After Elaine’s call, I wandered around my apartment, unable to focus my attention on a single task. I took out my notes for the presentation I had to give in a week for my friend Peter Mastrone’s Italian class. After an unsuccessful attempt to renew our high-school romance, Peter and I were now working on an unsuccessful friendship. Peter had been unhappy about my work with Matt from the beginning, and except for the commitment I’d made to visit his classroom once a month, I would have enforced a no-contact rule.

Fortunately, I loved the interaction with Peter’s students and looked forward to the next visit, timed to coincide with the anniversary of Marconi’s invention of the radio—December 12, 1901. The overall theme of my talks was the contribution of Italians and Italian-Americans to science and technology. I gave the talks in English, but the students wrote their reports in Italian, thus helping me brush up on the language of my parents at the same time. There hadn’t been many Lamerinos, Galiganis, or Gennaros in my blond California neighborhood. People whose names did end in a vowel were more likely to celebrate El Cinco de Mayo, Mexican Independence Day, than Columbus Day.
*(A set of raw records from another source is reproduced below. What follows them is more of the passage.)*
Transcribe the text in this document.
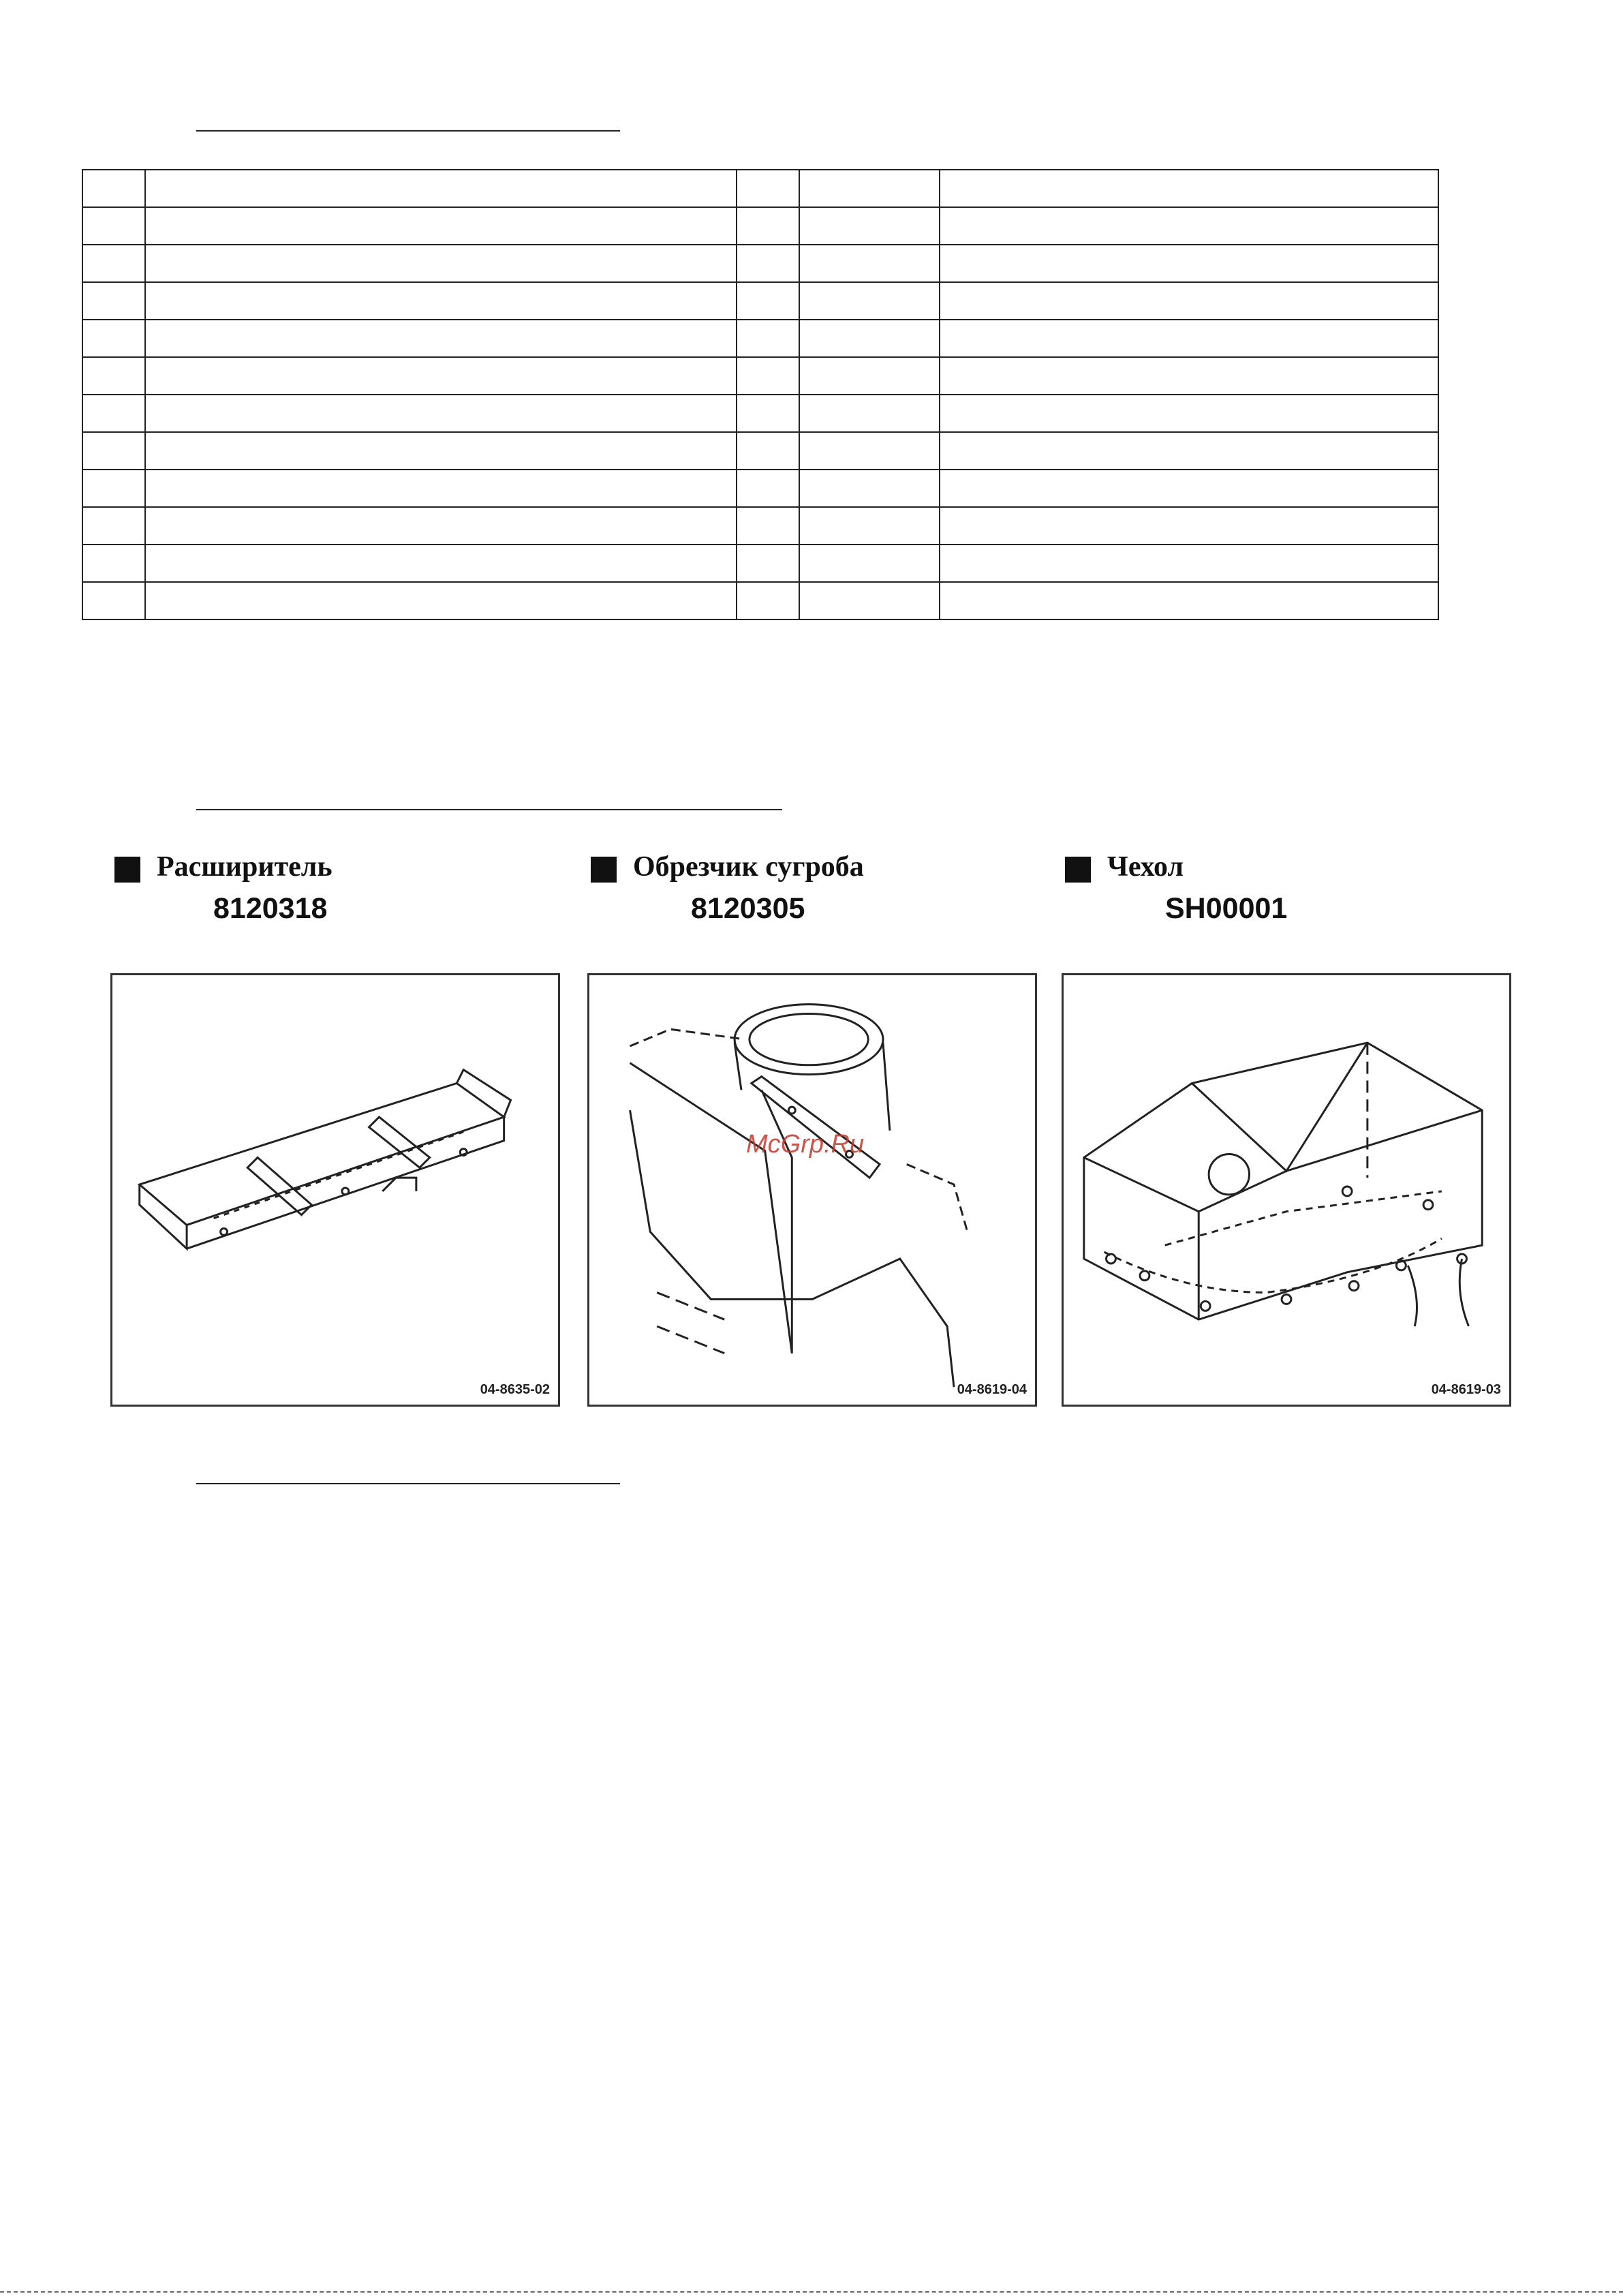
Расширитель
8120318
Обрезчик сугроба
8120305
Чехол
SH00001
04-8635-02	04-8619-04	04-8619-03
McGrp.Ru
After a brief review of Marconi’s wireless system and the first message transmitted across the Atlantic, I put down my notes and renewed my wandering. Thanks to Josephine’s neatness gene, even in my idleness I accomplished something, picking up a crumb here, a stray piece of paper there, straightening a pile of newspapers. My version of good housekeeping was much less compulsive than Josephine’s, however; I couldn’t claim as she did that “you can eat off my floors.”

Each time I passed my phone, I had a strong urge to call Matt. I had no such urge to use my exercise bicycle, situated at the foot of my bed, like a legless soldier with arms open to capture me.

I reminded myself that I’d see Matt at dinner with Rose and Frank in a couple of hours. I still wasn’t comfortable calling Matt “for no reason,” or just because I couldn’t wait to compare notes on an item in the news.

I walked to my window and studied my favorite scene—the Romanesque tower of St. Anthony’s Church outlined against a dull gray sky, streaked with a tiny remnant of sunset red. We’d had an early storm over the weekend, and the trees were heavy with snow. I mentally renewed my minority position that a murky East Coast sky was more soothing than the stark bright sun of the Pacific.